Audrey Diwan a décidé de raconter l’histoire au présent, alors que l’auteure avait rédigé le roman au passé. C’était là pour elle la clé. Ce qui l’intéressait c’était de « raconter une expérience qui s’écrive au-delà de l’époque et surtout au-delà de la question du genre homme ou femme ». Car il s’agit là avant tout d’une « histoire d’aujourd’hui, même s’il y a des marqueurs des années 60 » dans le film.

La réalisatrice ne cherchait ainsi pas à faire « une reconstitution de l’époque ». Elle souhaitait la vivre avec son personnage.

Un sujet brûlant, plus que jamais d’actualité

Quand elle a commencé à travailler sur le film, on disait à Audrey Diwan que c’était « un sujet qui n’était pas d’actualité ». « Au cours de l’écriture, c’est redevenu un sujet de discussion alors qu’auparavant » elle devait elle-même défendre son sujet. Ceci avec le passage de la Loi en Pologne puis au Texas lorsqu’elle voyageait notamment vers Venise en 2021 pour présenter le film à la Mostra.

Il lui a fallu une forte implication des acteurs. Elle souhaitait « que tous soient liés dans certains plans par les mouvements de caméra », des plans, du coup très chorégraphiés.

La recherche de la comédienne comme question cruciale

Selon Audrey Diwan l’actrice qu’elle allait choisir « serait le film ». Mais il lui fallait cependant poser quelques critères : « quelqu’un qui ait déjà fait un film avant, qui ait une proximité à la caméra, qui sache la dompter », « quelqu’un qui lors du casting ne cherchait pas » à lui plaire. Elle a ainsi mis en place des séances de travail, sur des détails expressifs, « pour juger du rapport au texte », avec en perspective la lecture à la fin d’Aragon ou Victor Hugo.

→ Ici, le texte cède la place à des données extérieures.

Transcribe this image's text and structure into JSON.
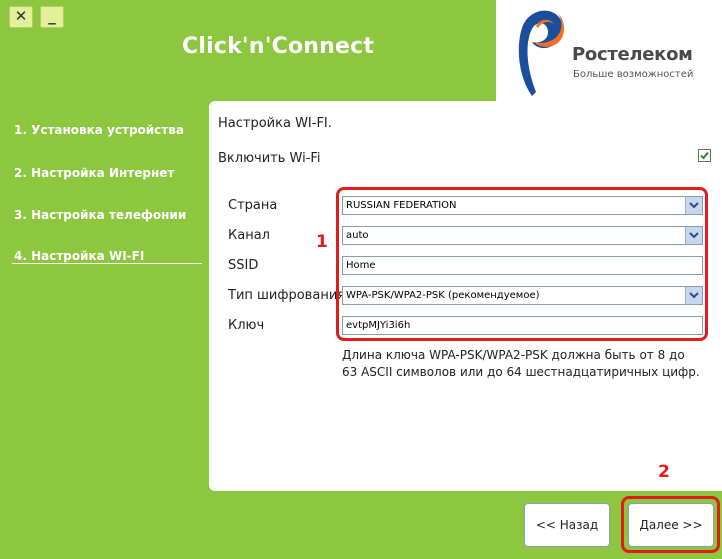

Quand on pose la question à l’actrice Anamaria Vartolomei si elle s’est inspirée par exemple de sa mère, celle-ci indique qu’elle est roumaine, sa mère et sa grand-mère aussi. Et qu’en fait elle a plutôt « puisé ses inspirations ailleurs ». Elle n’avait cependant pas vraiment d’idée du processus qui pouvait faire un avortement clandestin. Elle a lu le livre, avant les essais, afin d’ en apprendre les détails. Et en tant que jeune femme, elle avoue s’être nourrie « de la détermination d’Annie Ernaux.

Un sujet forcément lié à la différence de classes

Un journaliste fait remarquer à Audrey Diwan que la question de la différence de classe est très prégnante dans le livre et qu’elle appuie particulièrement cela chez les parents. Elle rétorque alors que ce n’est « pas que chez les parents ». Elle n’a « pas voulu faire un film à thèse, seulement centré sur l’avortement clandestin, mais l’histoire d’un transfuge de classe ». C’est le trajet de son personnage « chaque semaine, de chez ses parents qui sont des prolétaires vers l’université qui est plutôt bourgeoise ». Anne « n’est plus dans l’un, mais pas encore dans l’autre ».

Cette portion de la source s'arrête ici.